男性更年期障害は早い人で40代ごろから症状があらわれます。

その主な原因はテストステロン(男性ホルモン)の減少にあるため、治療においてもテストステロンの補充療法を行うことがあります。

しかしテストステロン補充療法にはすべての更年期障害に適応されるというわけではありまん。

そのため男性更年期障害の場合、抗うつ剤や抗不安薬、ED治療薬などを組み合わせた治療が行われます。

漢方薬による治療もそのうちの1つであり、八味地黄丸(はちみじおうがん)や補中益気湯(ほちゅうえっきとう)などの漢方薬が男性更年期障害では用いられることが多いようです。
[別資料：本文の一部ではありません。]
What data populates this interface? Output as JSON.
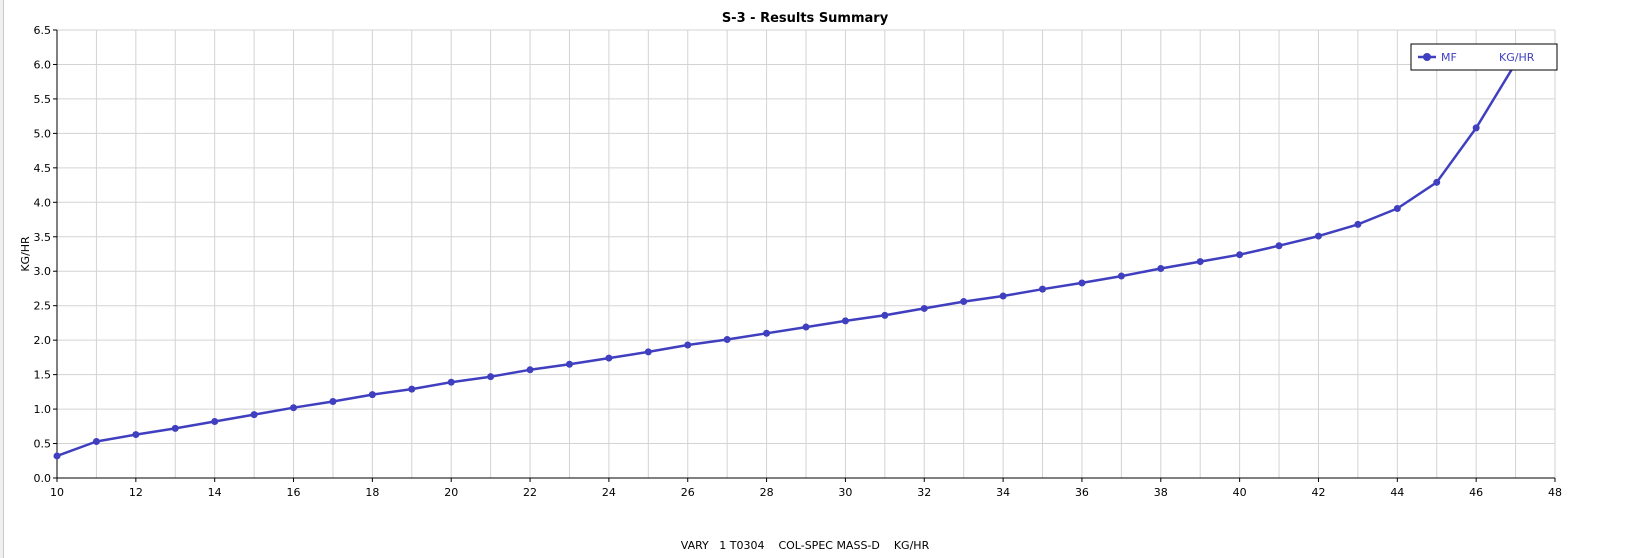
{
  "chart_data": {
    "type": "line",
    "title": "S-3 - Results Summary",
    "xlabel": "VARY   1 T0304    COL-SPEC MASS-D    KG/HR",
    "ylabel": "KG/HR",
    "xlim": [
      10,
      48
    ],
    "ylim": [
      0,
      6.5
    ],
    "x_ticks": [
      10,
      12,
      14,
      16,
      18,
      20,
      22,
      24,
      26,
      28,
      30,
      32,
      34,
      36,
      38,
      40,
      42,
      44,
      46,
      48
    ],
    "y_ticks": [
      0,
      0.5,
      1,
      1.5,
      2,
      2.5,
      3,
      3.5,
      4,
      4.5,
      5,
      5.5,
      6,
      6.5
    ],
    "y_tick_labels": [
      "0.0",
      "0.5",
      "1.0",
      "1.5",
      "2.0",
      "2.5",
      "3.0",
      "3.5",
      "4.0",
      "4.5",
      "5.0",
      "5.5",
      "6.0",
      "6.5"
    ],
    "grid": true,
    "legend_position": "top-right",
    "series": [
      {
        "name": "MF",
        "unit": "KG/HR",
        "color": "#3f3fbf",
        "x": [
          10,
          11,
          12,
          13,
          14,
          15,
          16,
          17,
          18,
          19,
          20,
          21,
          22,
          23,
          24,
          25,
          26,
          27,
          28,
          29,
          30,
          31,
          32,
          33,
          34,
          35,
          36,
          37,
          38,
          39,
          40,
          41,
          42,
          43,
          44,
          45,
          46,
          47
        ],
        "y": [
          0.32,
          0.53,
          0.63,
          0.72,
          0.82,
          0.92,
          1.02,
          1.11,
          1.21,
          1.29,
          1.39,
          1.47,
          1.57,
          1.65,
          1.74,
          1.83,
          1.93,
          2.01,
          2.1,
          2.19,
          2.28,
          2.36,
          2.46,
          2.56,
          2.64,
          2.74,
          2.83,
          2.93,
          3.04,
          3.14,
          3.24,
          3.37,
          3.51,
          3.68,
          3.91,
          4.29,
          5.08,
          6.02
        ]
      }
    ],
    "colors": {
      "line": "#3f3fbf",
      "grid": "#d3d3d3",
      "axis": "#000000",
      "left_strip": "#f0f0f0"
    }
  }
}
今回は男性更年期障害に用いられる漢方薬についてご紹介したいと思います。

男性更年期障害における漢方療法の役割

西洋医学で用いられる薬は、それぞれの原因部位にピンポイントに作用するため症状の改善は早い一方、原因が特定できない症状には対応できません。

例えば、頭痛なら頭痛、めまいならめまいとそれぞれの症状をすばやく取り除くことができても、すべての症状を一気に治すことは難しいのです。
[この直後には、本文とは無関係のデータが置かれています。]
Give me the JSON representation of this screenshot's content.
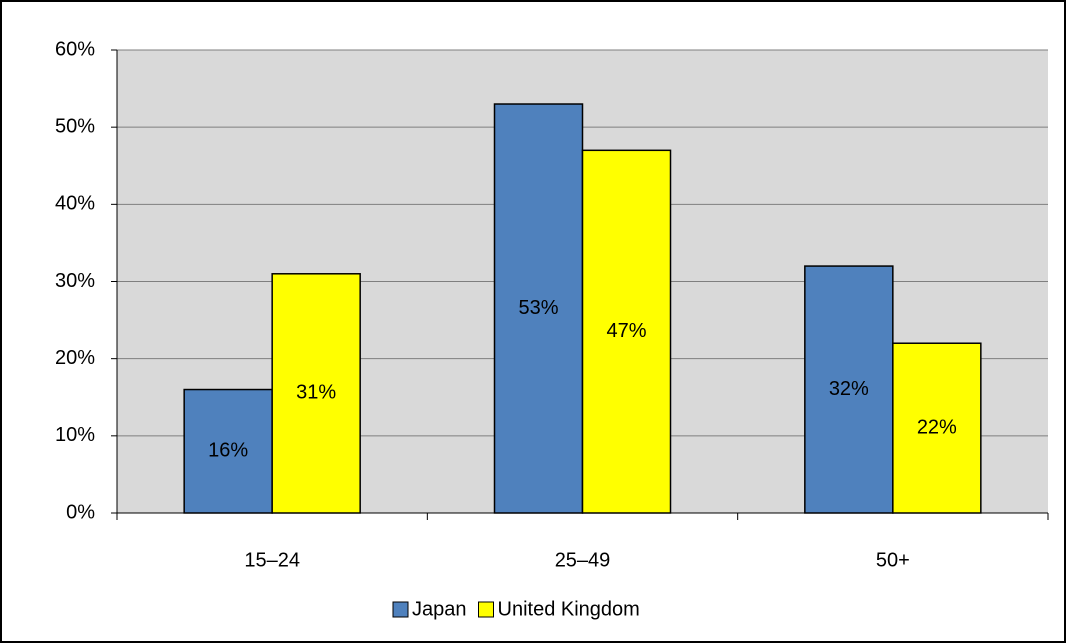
{
  "chart_data": {
    "type": "bar",
    "categories": [
      "15–24",
      "25–49",
      "50+"
    ],
    "series": [
      {
        "name": "Japan",
        "color": "#4f81bd",
        "values": [
          16,
          53,
          32
        ],
        "value_labels": [
          "16%",
          "53%",
          "32%"
        ]
      },
      {
        "name": "United Kingdom",
        "color": "#ffff00",
        "values": [
          31,
          47,
          22
        ],
        "value_labels": [
          "31%",
          "47%",
          "22%"
        ]
      }
    ],
    "ylim": [
      0,
      60
    ],
    "yticks": [
      {
        "value": 0,
        "label": "0%"
      },
      {
        "value": 10,
        "label": "10%"
      },
      {
        "value": 20,
        "label": "20%"
      },
      {
        "value": 30,
        "label": "30%"
      },
      {
        "value": 40,
        "label": "40%"
      },
      {
        "value": 50,
        "label": "50%"
      },
      {
        "value": 60,
        "label": "60%"
      }
    ],
    "grid": true,
    "legend": "bottom"
  }
}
一方の漢方薬は西洋医学の薬のように劇的に効くということはなく、効果があわられるのに時間もかかります。

しかし漢方薬には人間が本来持っている自然治癒の力を高める効果があるため、原因のはっきりしない症状などを体全体から健康へと導いてくれます

男性更年期障害の場合、その症状も

  • 体のほてり・発汗・めまいなどの身体的症状
  • 無気力・倦怠感・イライラ・不眠などの精神神経症状
  • 性欲の低下・勃起不全・頻尿などの性機能関連症状

など多岐にわたるため、それぞれの症状に薬で対応するには限界があります。

そのため、男性更年期障害においては漢方療法は有効な治療法の1つと位置づけられているのです。

男性更年期障害で用いられる代表的な漢方薬

それでは男性更年期障害でよく用いられる漢方薬を以下にご紹介しましょう。

※漢方薬には基本的に副作用は少ないと言われていますが、だからといってやたらむやみに飲むものではありません。
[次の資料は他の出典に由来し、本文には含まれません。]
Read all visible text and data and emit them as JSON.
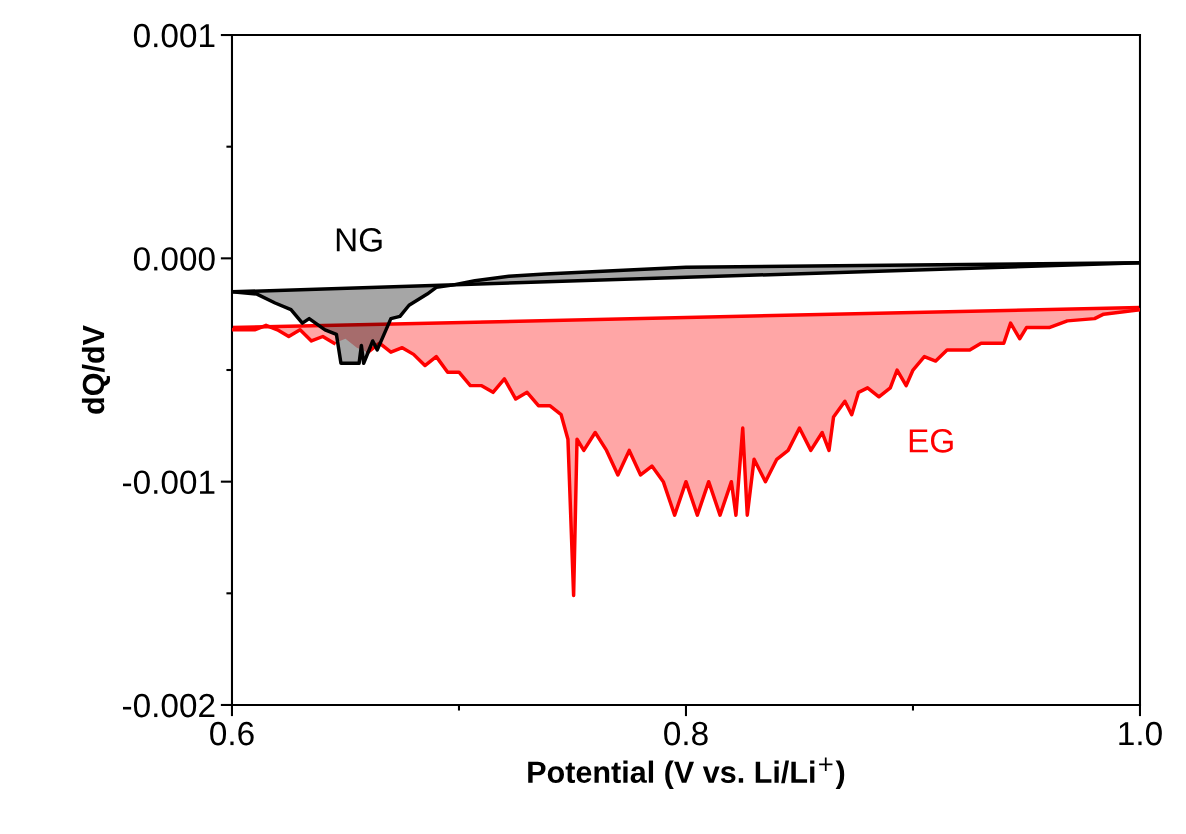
{
  "chart_data": {
    "type": "line",
    "xlabel": "Potential (V vs. Li/Li$^{+}$)",
    "ylabel": "dQ/dV",
    "xlim": [
      0.6,
      1.0
    ],
    "xticks": [
      {
        "value": 0.6,
        "label": "0.6"
      },
      {
        "value": 0.7,
        "label": null
      },
      {
        "value": 0.8,
        "label": "0.8"
      },
      {
        "value": 0.9,
        "label": null
      },
      {
        "value": 1.0,
        "label": "1.0"
      }
    ],
    "ylim": [
      -0.002,
      0.001
    ],
    "yticks": [
      {
        "value": -0.002,
        "label": "-0.002"
      },
      {
        "value": -0.0015,
        "label": null
      },
      {
        "value": -0.001,
        "label": "-0.001"
      },
      {
        "value": -0.0005,
        "label": null
      },
      {
        "value": 0,
        "label": "0.000"
      },
      {
        "value": 0.0005,
        "label": null
      },
      {
        "value": 0.001,
        "label": "0.001"
      }
    ],
    "grid": false,
    "legend": false,
    "marker": "none",
    "line_style": "solid",
    "series": [
      {
        "type": "line",
        "color": "#ff0000",
        "x": [
          0.6,
          1.0
        ],
        "values": [
          -0.00031,
          -0.00022
        ]
      },
      {
        "type": "line",
        "color": "#000000",
        "x": [
          0.6,
          1.0
        ],
        "values": [
          -0.00015,
          -2e-05
        ]
      },
      {
        "name": "EG",
        "color": "#ff0000",
        "x": [
          0.6,
          0.61,
          0.615,
          0.62,
          0.625,
          0.63,
          0.635,
          0.64,
          0.645,
          0.65,
          0.655,
          0.66,
          0.665,
          0.67,
          0.675,
          0.68,
          0.685,
          0.69,
          0.695,
          0.7,
          0.705,
          0.71,
          0.715,
          0.72,
          0.725,
          0.73,
          0.735,
          0.74,
          0.745,
          0.748,
          0.7505,
          0.752,
          0.755,
          0.76,
          0.765,
          0.77,
          0.775,
          0.78,
          0.785,
          0.79,
          0.795,
          0.8,
          0.805,
          0.81,
          0.815,
          0.82,
          0.822,
          0.825,
          0.827,
          0.83,
          0.835,
          0.84,
          0.845,
          0.85,
          0.855,
          0.86,
          0.863,
          0.865,
          0.87,
          0.873,
          0.876,
          0.88,
          0.885,
          0.89,
          0.893,
          0.897,
          0.9,
          0.905,
          0.91,
          0.915,
          0.925,
          0.93,
          0.94,
          0.943,
          0.947,
          0.95,
          0.96,
          0.968,
          0.98,
          0.984,
          1.0
        ],
        "values": [
          -0.00032,
          -0.00032,
          -0.0003,
          -0.00032,
          -0.00035,
          -0.00032,
          -0.00037,
          -0.00035,
          -0.00038,
          null,
          null,
          -0.00042,
          -0.00038,
          -0.00042,
          -0.0004,
          -0.00043,
          -0.00048,
          -0.00044,
          -0.00051,
          -0.00051,
          -0.00057,
          -0.00057,
          -0.0006,
          -0.00054,
          -0.00063,
          -0.0006,
          -0.00066,
          -0.00066,
          -0.0007,
          -0.00081,
          -0.00151,
          -0.00081,
          -0.00086,
          -0.00078,
          -0.00086,
          -0.00097,
          -0.00086,
          -0.00097,
          -0.00093,
          -0.001,
          -0.00115,
          -0.001,
          -0.00115,
          -0.001,
          -0.00115,
          -0.001,
          -0.00115,
          -0.00076,
          -0.00115,
          -0.0009,
          -0.001,
          -0.0009,
          -0.00086,
          -0.00076,
          -0.00086,
          -0.00078,
          -0.00086,
          -0.00071,
          -0.00064,
          -0.0007,
          -0.0006,
          -0.00058,
          -0.00062,
          -0.00058,
          -0.0005,
          -0.00057,
          -0.0005,
          -0.00044,
          -0.00046,
          -0.00041,
          -0.00041,
          -0.00038,
          -0.00038,
          -0.00029,
          -0.00036,
          -0.00031,
          -0.00031,
          -0.00028,
          -0.00027,
          -0.00025,
          -0.00023
        ],
        "lower": [
          -0.00032,
          -0.00032,
          -0.0003,
          -0.00032,
          -0.00035,
          -0.00032,
          -0.00037,
          -0.00035,
          -0.00038,
          -0.00036,
          -0.0004,
          -0.00042,
          -0.00038,
          -0.00042,
          -0.0004,
          -0.00043,
          -0.00048,
          -0.00044,
          -0.00051,
          -0.00051,
          -0.00057,
          -0.00057,
          -0.0006,
          -0.00054,
          -0.00063,
          -0.0006,
          -0.00066,
          -0.00066,
          -0.0007,
          -0.00081,
          -0.00151,
          -0.00081,
          -0.00086,
          -0.00078,
          -0.00086,
          -0.00097,
          -0.00086,
          -0.00097,
          -0.00093,
          -0.001,
          -0.00115,
          -0.001,
          -0.00115,
          -0.001,
          -0.00115,
          -0.001,
          -0.00115,
          -0.00076,
          -0.00115,
          -0.0009,
          -0.001,
          -0.0009,
          -0.00086,
          -0.00076,
          -0.00086,
          -0.00078,
          -0.00086,
          -0.00071,
          -0.00064,
          -0.0007,
          -0.0006,
          -0.00058,
          -0.00062,
          -0.00058,
          -0.0005,
          -0.00057,
          -0.0005,
          -0.00044,
          -0.00046,
          -0.00041,
          -0.00041,
          -0.00038,
          -0.00038,
          -0.00029,
          -0.00036,
          -0.00031,
          -0.00031,
          -0.00028,
          -0.00027,
          -0.00025,
          -0.00023
        ],
        "upper": [
          -0.00031,
          -0.00031,
          -0.00031,
          -0.00031,
          -0.0003,
          -0.0003,
          -0.0003,
          -0.0003,
          -0.0003,
          -0.0003,
          -0.0003,
          -0.0003,
          -0.00029,
          -0.00029,
          -0.00029,
          -0.00029,
          -0.00029,
          -0.00029,
          -0.00029,
          -0.00029,
          -0.00029,
          -0.00028,
          -0.00028,
          -0.00028,
          -0.00028,
          -0.00028,
          -0.00028,
          -0.00028,
          -0.00028,
          -0.00028,
          -0.00028,
          -0.00028,
          -0.00027,
          -0.00027,
          -0.00027,
          -0.00027,
          -0.00027,
          -0.00027,
          -0.00027,
          -0.00027,
          -0.00027,
          -0.00026,
          -0.00026,
          -0.00026,
          -0.00026,
          -0.00026,
          -0.00026,
          -0.00026,
          -0.00026,
          -0.00026,
          -0.00026,
          -0.00026,
          -0.00025,
          -0.00025,
          -0.00025,
          -0.00025,
          -0.00025,
          -0.00025,
          -0.00025,
          -0.00025,
          -0.00025,
          -0.00025,
          -0.00025,
          -0.00024,
          -0.00024,
          -0.00024,
          -0.00024,
          -0.00024,
          -0.00024,
          -0.00024,
          -0.00024,
          -0.00024,
          -0.00023,
          -0.00023,
          -0.00023,
          -0.00023,
          -0.00023,
          -0.00023,
          -0.00022,
          -0.00022,
          -0.00022
        ]
      },
      {
        "name": "NG",
        "color": "#000000",
        "x": [
          0.6,
          0.611,
          0.619,
          0.626,
          0.631,
          0.634,
          0.641,
          0.646,
          0.648,
          0.656,
          0.657,
          0.658,
          0.662,
          0.664,
          0.67,
          0.674,
          0.678,
          0.686,
          0.69,
          0.697,
          0.707,
          0.722,
          0.738,
          0.8,
          0.9,
          1.0
        ],
        "values": [
          -0.00015,
          -0.00016,
          -0.0002,
          -0.00023,
          -0.00029,
          -0.00027,
          -0.00032,
          -0.00034,
          -0.00047,
          -0.00047,
          -0.00039,
          -0.00047,
          -0.00037,
          -0.00041,
          -0.00027,
          -0.00026,
          -0.00021,
          -0.00016,
          -0.00013,
          -0.00012,
          -0.0001,
          -8e-05,
          -7e-05,
          -4e-05,
          -3e-05,
          -2e-05
        ],
        "lower": [
          -0.00015,
          -0.00016,
          -0.0002,
          -0.00023,
          -0.00029,
          -0.00027,
          -0.00032,
          -0.00034,
          -0.00047,
          -0.00047,
          -0.00039,
          -0.00047,
          -0.00037,
          -0.00041,
          -0.00027,
          -0.00026,
          -0.00021,
          -0.00016,
          -0.00013,
          -0.00012,
          -0.0001,
          -8e-05,
          -7e-05,
          -4e-05,
          -3e-05,
          -2e-05
        ],
        "upper": [
          -0.00015,
          -0.00015,
          -0.00014,
          -0.00014,
          -0.00014,
          -0.00014,
          -0.00014,
          -0.00013,
          -0.00013,
          -0.00013,
          -0.00013,
          -0.00013,
          -0.00013,
          -0.00013,
          -0.00013,
          -0.00013,
          -0.00012,
          -0.00012,
          -0.00012,
          -0.00012,
          -0.00011,
          -0.00011,
          -0.0001,
          -8e-05,
          -5e-05,
          -2e-05
        ]
      }
    ]
  }
}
服用に際しては症状を確認したうえで、漢方の専門家や漢方外来などで相談しましょう。

八味地黄丸(はちみじおうがん)

八味地黄丸は男性更年期障害でもっとも多く用いられる漢方薬です。

八味地黄丸は泌尿生殖器の働きを高める効果があり、疲労や虚弱、老化によるEDや前立腺肥大、頻尿などに良いと言われています。

補中益気湯(ほちゅうえっきとう)

補中益気湯は男性のみならず女性の更年期障害にも用いられる漢方薬です。

補中益気湯は主に胃腸の働きを高め食欲を増進し、疲労感や倦怠感、心身の虚弱などを改善する効果が期待できます。

六味丸(ろくみがん)

六味丸は泌尿生殖器の働きを高め、弱った体を元気にする作用があります。

体のほてりや、頻尿、むくみなどの改善には効果がありますが、逆に冷えや胃腸虚弱の人には向かない漢方薬です。

柴胡加竜骨牡蛎湯(さいこかりゅうこつぼれいとう)

柴胡加竜骨牡蛎湯は主に精神症状に作用し、神経の高ぶりを鎮める効果があります。

イライラやヒステリー、動悸や不眠などの改善に効果が期待できます。

桂枝加竜骨牡蛎湯(けいしかりゅうこつぼれいとう)

桂枝加竜骨牡蛎湯も神経の高ぶりを鎮め、精神状態を正常化する作用があります。

不安やノイローゼ、不眠や神経衰弱を改善する効果が期待できます。

まとめ

男性更年期障害の治療にはテストステロンの補充療法が有効なのですが、その効果や副作用を考え、適応できる人に基準が設けられています。

また症状が多岐にわたるため、それぞれの症状に対応できる画期的な薬も現在はありません。

このため男性更年期障害の治療においては漢方療法も有効な手段として用いられる治療の1つです。

気になる方は一度専門医院や漢方医に相談すると良いでしょう。